On the same day I got the news about Heather, I was informed that I had been chosen as a "Wonderful Person and Artist of the Month".
I was completely taken by surprise, humbled, and honored.
Me? Wonderful? Whaaaat?
Terri, my artist friend, features a wonderful person and a wonderful artist of the month on her website. This month she combined them into one category, and then chose two people.
Wonderful person? Artist? Seriously? What is so wonderful about me?
That's a rhetorical question- I'm not fishing for compliments, or hoping for a bunch of responses from people saying "yes, 'Lis you are wonderful!"
That's not my point at all....
because I think self-doubt and lack of self-worth is something that is in all of us. I have a terrible time accepting compliments. I am notorious for saying something sarcastic or self- deprecating. Because deep down.. I know there's nothing really that great about me.
And this makes me laugh.
Because if someone I love was writing these very same words... I'd be coming up with a whole list of why I think they are in fact wonderful.
I can close my eyes and picture the face of someone I love. And I could write a whole blog about why I think they are wonderful.

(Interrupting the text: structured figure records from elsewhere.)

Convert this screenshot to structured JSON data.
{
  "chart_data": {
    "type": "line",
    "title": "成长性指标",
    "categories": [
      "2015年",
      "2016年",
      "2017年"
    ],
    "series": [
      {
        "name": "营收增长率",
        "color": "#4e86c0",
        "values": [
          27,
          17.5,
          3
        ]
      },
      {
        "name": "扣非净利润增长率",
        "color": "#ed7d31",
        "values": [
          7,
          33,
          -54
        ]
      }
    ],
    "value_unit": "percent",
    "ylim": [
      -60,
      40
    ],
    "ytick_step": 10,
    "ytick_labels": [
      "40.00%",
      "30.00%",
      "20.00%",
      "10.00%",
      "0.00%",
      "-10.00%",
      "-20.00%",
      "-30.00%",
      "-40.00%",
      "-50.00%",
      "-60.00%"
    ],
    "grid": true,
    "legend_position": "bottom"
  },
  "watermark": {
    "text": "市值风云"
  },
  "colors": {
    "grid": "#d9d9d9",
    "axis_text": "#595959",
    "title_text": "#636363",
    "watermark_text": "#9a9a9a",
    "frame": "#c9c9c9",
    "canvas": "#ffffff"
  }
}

Now Terri--- she definitely is someone wonderful. Her art... the words she writes... her blogs... they all give us a glimpse of a truly beautiful heart. It's amazing the connections you can feel, even if it's over e-mail. The words she's written to me, I carry around in my heart. I'm not sure if I completely believe them all quite yet... but I'm getting there.
We see it in others. We celebrate it in others.... but we don't want to see it in ourselves.
Even in writing about Emily... There's alot of things about her that were (are?) wonderful. Amazingly wonderful qualities that made her who she was. And yet... there were alot of things about her that just out and out made me want to wring her neck, and made me angry, and things I wished she could change.
But all in all, she was (is) wonderful because all of that is what made her who she was.
No one likes perfect people. It's incredibly hard to be "real" around someone who seemingly has it all together. It's hard to relate to someone who doesn't seem to struggle with life.
I still don't think that there is anything spectacularly wonderful about me. I know myself too well- and I know the dark and the ugly that I keep inside. I hide behind a mask I try to project to people, and all the while knowing that I really can't measure up. So wonderful, I am not.
But it makes my heart overflow to know that there are people who think I am.
And I'm thinking that right there may be the very point of it all.
(Here's a link to Terri's website.)
1 comment:
i'm thinking when we take those masks off and share who we are,
we can't help but be wonderful...
cause we've all got the same stuff in there, ya know?
and we all so react to seeing it in each other.
you have already taught me things, my dear! and you don't even know it!
how cool is that?!
thanks for bein' part of our site this month!!!